New Procedure of Raw Illumina MiSeq Data Filtering For the Amplicon Metagenomic Libraries
Bukin Yu.S., Buzoleva L.S., Golozubova Y.S., Galachyants Yu.P.
Limnological Institute Siberian Branch of the Russian Academy of Sciences, Irkutsk, Russia
Irkutsk National Research Technical University, Irkutsk, Russia
Irkutsk Scientific Center Siberian Branch of the Russian Academy of Sciences, Irkutsk, Russia
Far Eastern Federal University, Vladivostok, Russia
Somov Institute of Epidemiology and Microbiology, Vladivostok, Russia
Abstract. In this paper we present an algorithm to filter amplicon paired-end NGS raw data which is used to capture genetic and taxonomic diversity of communities of unicellular microorganisms. The suggested approach allows one to overcome the issue of massive data loss during filtration of raw sequences and increases the static representativeness of analyzed amplicons. Furthermore, an unequal elimination of sequences belonging to different taxonomic groups was shown to occur if one applies standard trimming methods based on filtration of quality of raw reads, for instance, using sliding window approach.

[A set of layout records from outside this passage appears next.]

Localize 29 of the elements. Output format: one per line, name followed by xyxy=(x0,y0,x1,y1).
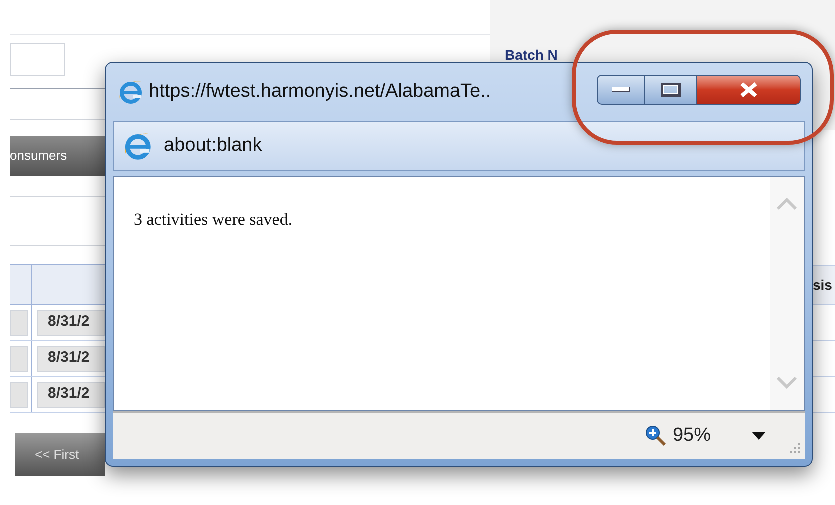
browser-logo-icon xyxy=(122,131,152,161)
table-cell xyxy=(10,382,28,408)
table-cell xyxy=(10,310,28,336)
column-header: sis xyxy=(813,276,832,294)
scroll-up-icon[interactable] xyxy=(776,197,798,211)
date-cell: 8/31/2 xyxy=(37,382,105,408)
text-field[interactable] xyxy=(10,43,65,76)
resize-grip-icon[interactable] xyxy=(787,441,801,455)
zoom-icon xyxy=(644,425,667,447)
maximize-icon xyxy=(660,83,680,97)
date-cell: 8/31/2 xyxy=(37,310,105,336)
zoom-level[interactable]: 95% xyxy=(672,422,711,450)
maximize-button[interactable] xyxy=(645,75,697,105)
tab[interactable]: onsumers xyxy=(10,136,105,176)
message-text: 3 activities were saved. xyxy=(134,210,293,229)
scrollbar[interactable] xyxy=(770,177,804,410)
minimize-icon xyxy=(612,87,630,93)
scroll-down-icon[interactable] xyxy=(776,376,798,390)
field-label: Batch N xyxy=(505,47,558,63)
date-cell: 8/31/2 xyxy=(37,346,105,372)
address-text: about:blank xyxy=(164,134,262,158)
caret-icon[interactable] xyxy=(751,431,767,441)
close-icon xyxy=(738,82,758,98)
window-title: https://fwtest.harmonyis.net/AlabamaTe.. xyxy=(149,80,492,104)
first-page-button[interactable]: << First xyxy=(15,433,105,476)
table-cell xyxy=(10,346,28,372)
close-button[interactable] xyxy=(697,75,801,105)
minimize-button[interactable] xyxy=(597,75,645,105)
browser-logo-icon xyxy=(117,79,143,105)
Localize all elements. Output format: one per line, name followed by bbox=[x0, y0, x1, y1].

This bias may result in a skew of taxon counts and depletion of taxonomic diversity of analyzed communities. The suggested method does not introduce the errors of this kind. The implementation of the algorithm on R programming language as well as a number of example files for analysis is available at https://github.com/barnsys/metagenomic_analysis.
Key words: amplicon metagenomics, New Generation Sequencing, meta-barcoding, quality control, software for filtering reads.